The grant of £1.3 million was awarded for her fellowship ‘Harnessing digital data to improve the benefit:harm balance of opioids for non-cancer pain’ and will be based in the Centre for Epidemiology Versus Arthritis/ Centre for Musculoskeletal Research at The University of Manchester, where she is a Senior Clinical Lecturer. As well as research costs, the grant award will support building a research team.

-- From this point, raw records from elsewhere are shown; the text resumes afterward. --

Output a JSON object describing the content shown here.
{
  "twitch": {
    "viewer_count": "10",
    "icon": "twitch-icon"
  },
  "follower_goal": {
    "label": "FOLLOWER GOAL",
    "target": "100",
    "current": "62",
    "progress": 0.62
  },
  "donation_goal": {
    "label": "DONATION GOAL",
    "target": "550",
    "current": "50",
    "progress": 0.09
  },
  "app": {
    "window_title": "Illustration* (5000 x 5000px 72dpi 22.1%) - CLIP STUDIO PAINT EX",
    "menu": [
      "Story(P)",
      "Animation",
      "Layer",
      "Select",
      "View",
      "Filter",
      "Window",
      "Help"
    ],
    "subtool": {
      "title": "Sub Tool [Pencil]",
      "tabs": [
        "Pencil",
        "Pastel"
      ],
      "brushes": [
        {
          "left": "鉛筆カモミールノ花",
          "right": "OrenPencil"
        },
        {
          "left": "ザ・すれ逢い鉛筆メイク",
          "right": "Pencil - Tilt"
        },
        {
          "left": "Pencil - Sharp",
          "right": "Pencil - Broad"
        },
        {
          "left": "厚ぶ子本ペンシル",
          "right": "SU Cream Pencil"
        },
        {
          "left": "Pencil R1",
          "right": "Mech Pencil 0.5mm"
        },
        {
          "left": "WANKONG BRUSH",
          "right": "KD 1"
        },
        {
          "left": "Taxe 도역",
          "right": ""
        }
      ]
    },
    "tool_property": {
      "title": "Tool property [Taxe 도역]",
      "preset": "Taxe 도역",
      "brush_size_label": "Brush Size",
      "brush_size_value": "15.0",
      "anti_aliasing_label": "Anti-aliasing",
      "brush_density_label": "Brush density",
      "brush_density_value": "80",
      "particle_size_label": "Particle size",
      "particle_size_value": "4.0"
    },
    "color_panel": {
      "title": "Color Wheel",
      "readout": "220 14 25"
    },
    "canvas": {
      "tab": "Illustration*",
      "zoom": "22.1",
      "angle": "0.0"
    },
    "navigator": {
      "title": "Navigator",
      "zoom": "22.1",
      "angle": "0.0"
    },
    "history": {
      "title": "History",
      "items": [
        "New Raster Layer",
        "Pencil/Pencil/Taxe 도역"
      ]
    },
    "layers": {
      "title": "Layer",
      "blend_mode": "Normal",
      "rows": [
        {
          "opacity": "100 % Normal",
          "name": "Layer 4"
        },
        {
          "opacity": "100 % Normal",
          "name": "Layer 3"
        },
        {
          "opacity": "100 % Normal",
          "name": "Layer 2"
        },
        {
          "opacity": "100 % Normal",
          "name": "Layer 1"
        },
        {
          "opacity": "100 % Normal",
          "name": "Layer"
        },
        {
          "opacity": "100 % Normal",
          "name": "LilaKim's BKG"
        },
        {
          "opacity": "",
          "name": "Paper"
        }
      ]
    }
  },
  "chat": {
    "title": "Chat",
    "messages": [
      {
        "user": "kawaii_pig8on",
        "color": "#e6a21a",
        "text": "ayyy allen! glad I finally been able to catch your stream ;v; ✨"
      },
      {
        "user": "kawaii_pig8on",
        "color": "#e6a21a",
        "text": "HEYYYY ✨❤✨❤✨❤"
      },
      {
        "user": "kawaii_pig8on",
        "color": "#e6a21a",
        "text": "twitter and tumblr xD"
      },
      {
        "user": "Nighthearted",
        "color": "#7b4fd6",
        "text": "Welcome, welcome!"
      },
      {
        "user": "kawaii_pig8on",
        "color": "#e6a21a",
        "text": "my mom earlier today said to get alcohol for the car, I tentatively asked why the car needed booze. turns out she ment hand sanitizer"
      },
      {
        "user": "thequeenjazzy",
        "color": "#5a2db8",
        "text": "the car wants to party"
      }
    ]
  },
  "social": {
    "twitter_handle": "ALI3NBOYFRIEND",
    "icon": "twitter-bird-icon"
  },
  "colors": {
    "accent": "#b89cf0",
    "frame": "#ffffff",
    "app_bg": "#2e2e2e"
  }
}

The programme of work builds on studies and collaborations established during her Presidential Fellowship and the Farr Institute (now HDR UK)/ Institute of Clinical Evaluative Sciences Canadian fellowship during her NIHR Clinical Lectureship. Dr Jani was also awarded the British Society for Rheumatology Young Investigator Award in 2019 and The University of Manchester Turnberg Cup in 2018 for pilot work in drug safety.
She said: “The safe prescribing of opioids in chronic non-cancer pain is a vitally important issue. With an opioid epidemic affecting North America, opioids and their related harms are an emerging public health concern in several high-income countries. This programme of work will examine drug safety and patterns of current use of opioids from diverse digital data including international, national and regional routinely-collected electronic health records (including from NCA) as well as emerging patient generated data.
“The fellowship research will provide a lens on opioid use from the point of view of which drugs and at what dose are concerning, which patient subgroups are susceptible and which individual patients are most susceptible to harm. The analysis of big data using novel machine learning/ AI methods will provide more nuanced models in the prediction of opioid related harms than has been previously possible. This tri-partite epidemiological approach will provide evidence which will support better implementation of the research findings through actionable analytics, with the aim of ultimately improving prescribing practices for personalised patient care.”
Opioids have serious risk of harms, dependence and addiction, especially with long-term use. Following concerns raised about the prescribing rates of opioids in the UK, the MHRA Opioid Expert Working Group of the Commission on Human Medicines have developed a set of recommendations to improve information for prescribers and patients and to protect public health. These recommendations have formed the basis of the MHRA’s new warnings.